哪里还有?
也许是刚才在城外转悠时掉在哪里了。郭绍皱眉一皱,忙回忆了一遍信里的内容,无非就是在想起符金盏的时候写点情话,还有记录沿途的所见所闻等……他当然没有称呼太后或金盏,全是“你”和“我”来代替。回忆起写过的东西,别人很难猜出他写给谁的信;但因为提到过下令某某人做什么事,还有别的一些信息,别人可能猜到是郭绍的东西……如果是将士捡到,说不定明天就还回来了;山民的话,字都不认识。
郭绍觉得问题不大,但总觉得不安生,高兴的心情也被破坏殆尽。他拿起地图,回忆今天和县官的言谈,想大概在地图上勾勒出那条能通夔州的道路大概走向,却怎么也定不下心神,变得十分浮躁。当下只得作罢。
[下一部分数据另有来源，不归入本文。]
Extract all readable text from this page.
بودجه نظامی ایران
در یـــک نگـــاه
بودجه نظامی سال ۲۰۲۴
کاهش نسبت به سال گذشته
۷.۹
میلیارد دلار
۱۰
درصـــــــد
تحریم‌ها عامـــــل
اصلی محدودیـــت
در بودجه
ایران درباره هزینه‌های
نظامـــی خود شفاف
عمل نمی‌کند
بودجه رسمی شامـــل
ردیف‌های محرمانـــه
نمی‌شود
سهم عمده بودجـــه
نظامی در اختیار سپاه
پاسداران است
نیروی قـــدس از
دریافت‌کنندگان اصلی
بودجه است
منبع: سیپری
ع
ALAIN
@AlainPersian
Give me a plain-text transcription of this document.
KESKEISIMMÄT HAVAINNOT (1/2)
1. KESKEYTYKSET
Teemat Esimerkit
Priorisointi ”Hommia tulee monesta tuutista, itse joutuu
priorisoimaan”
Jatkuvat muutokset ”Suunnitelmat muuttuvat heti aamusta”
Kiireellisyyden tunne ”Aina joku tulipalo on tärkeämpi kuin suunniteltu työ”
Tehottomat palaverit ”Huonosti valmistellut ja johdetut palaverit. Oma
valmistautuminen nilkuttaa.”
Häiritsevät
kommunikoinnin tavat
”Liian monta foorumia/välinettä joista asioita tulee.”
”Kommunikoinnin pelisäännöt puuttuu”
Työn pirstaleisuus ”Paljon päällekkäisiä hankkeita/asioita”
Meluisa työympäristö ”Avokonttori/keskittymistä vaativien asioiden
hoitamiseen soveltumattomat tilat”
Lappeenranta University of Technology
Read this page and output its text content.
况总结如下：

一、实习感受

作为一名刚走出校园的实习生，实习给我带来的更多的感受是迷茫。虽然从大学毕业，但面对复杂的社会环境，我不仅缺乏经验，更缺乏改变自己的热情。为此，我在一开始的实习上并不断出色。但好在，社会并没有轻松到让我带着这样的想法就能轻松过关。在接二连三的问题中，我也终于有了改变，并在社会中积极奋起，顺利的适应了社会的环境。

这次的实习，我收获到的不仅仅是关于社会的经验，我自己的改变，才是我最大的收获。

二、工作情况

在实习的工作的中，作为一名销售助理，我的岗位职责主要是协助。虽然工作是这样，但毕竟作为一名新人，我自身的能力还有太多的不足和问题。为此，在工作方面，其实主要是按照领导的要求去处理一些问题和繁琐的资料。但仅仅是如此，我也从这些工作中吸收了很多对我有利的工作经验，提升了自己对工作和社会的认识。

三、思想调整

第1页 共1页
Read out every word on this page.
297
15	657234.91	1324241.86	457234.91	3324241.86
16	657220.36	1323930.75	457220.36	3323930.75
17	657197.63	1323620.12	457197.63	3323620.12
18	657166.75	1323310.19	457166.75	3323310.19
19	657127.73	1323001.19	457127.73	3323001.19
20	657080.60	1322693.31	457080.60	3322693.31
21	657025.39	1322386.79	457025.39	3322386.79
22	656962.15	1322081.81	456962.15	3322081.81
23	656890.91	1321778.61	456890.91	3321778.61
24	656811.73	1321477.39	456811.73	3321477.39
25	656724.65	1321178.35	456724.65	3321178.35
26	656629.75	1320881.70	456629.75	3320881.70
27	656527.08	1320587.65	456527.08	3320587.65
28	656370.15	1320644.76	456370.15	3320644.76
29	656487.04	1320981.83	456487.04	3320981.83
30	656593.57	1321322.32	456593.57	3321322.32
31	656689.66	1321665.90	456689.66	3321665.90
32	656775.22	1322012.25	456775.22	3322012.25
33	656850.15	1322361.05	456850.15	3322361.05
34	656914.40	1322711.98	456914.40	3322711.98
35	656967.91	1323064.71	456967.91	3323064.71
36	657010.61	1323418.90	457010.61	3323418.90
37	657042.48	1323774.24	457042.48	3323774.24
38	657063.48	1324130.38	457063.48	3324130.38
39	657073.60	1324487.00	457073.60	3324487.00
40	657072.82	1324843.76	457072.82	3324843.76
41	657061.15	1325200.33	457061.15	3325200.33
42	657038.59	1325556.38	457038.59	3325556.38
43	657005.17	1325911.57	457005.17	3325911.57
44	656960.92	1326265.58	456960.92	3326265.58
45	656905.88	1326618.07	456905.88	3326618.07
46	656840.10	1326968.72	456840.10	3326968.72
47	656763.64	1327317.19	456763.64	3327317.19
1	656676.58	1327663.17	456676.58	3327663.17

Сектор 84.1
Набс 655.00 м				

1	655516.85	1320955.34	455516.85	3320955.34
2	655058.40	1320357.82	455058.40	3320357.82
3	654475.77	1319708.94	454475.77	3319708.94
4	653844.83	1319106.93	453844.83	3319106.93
……城外隐隐的吵闹声还依稀可闻,县城实在不大,而且县衙靠北边。郭绍感到有点累,也许是喝了酒、也许是情绪高_涨后带来的疲劳感,不知怎地多日来的倦意都一股脑儿释放了出来。
不是身体的劳累,郭绍比将士们好多了,他大部分是乘船、偶尔上岸只要道路稍稍平坦就骑马;主要是劳心……仗打到现在,胜利已经触手可及,但还是不能松懈。
而且胜利并非稳当,现在瞿塘峡的栈道被烧掉,有几段急水险滩、水师逆流难行;没有控制两岸,纤夫恐怕不好拉船。却不知道那条另外的道路究竟是什么光景……如果走不通,难道真要等董遵诲的人用木头一根根地修好栈道?这要猴年马月才能进逼夔州?
郭绍感到很累,遂叫门口的卢成勇收好自己的东西,早早回房睡觉。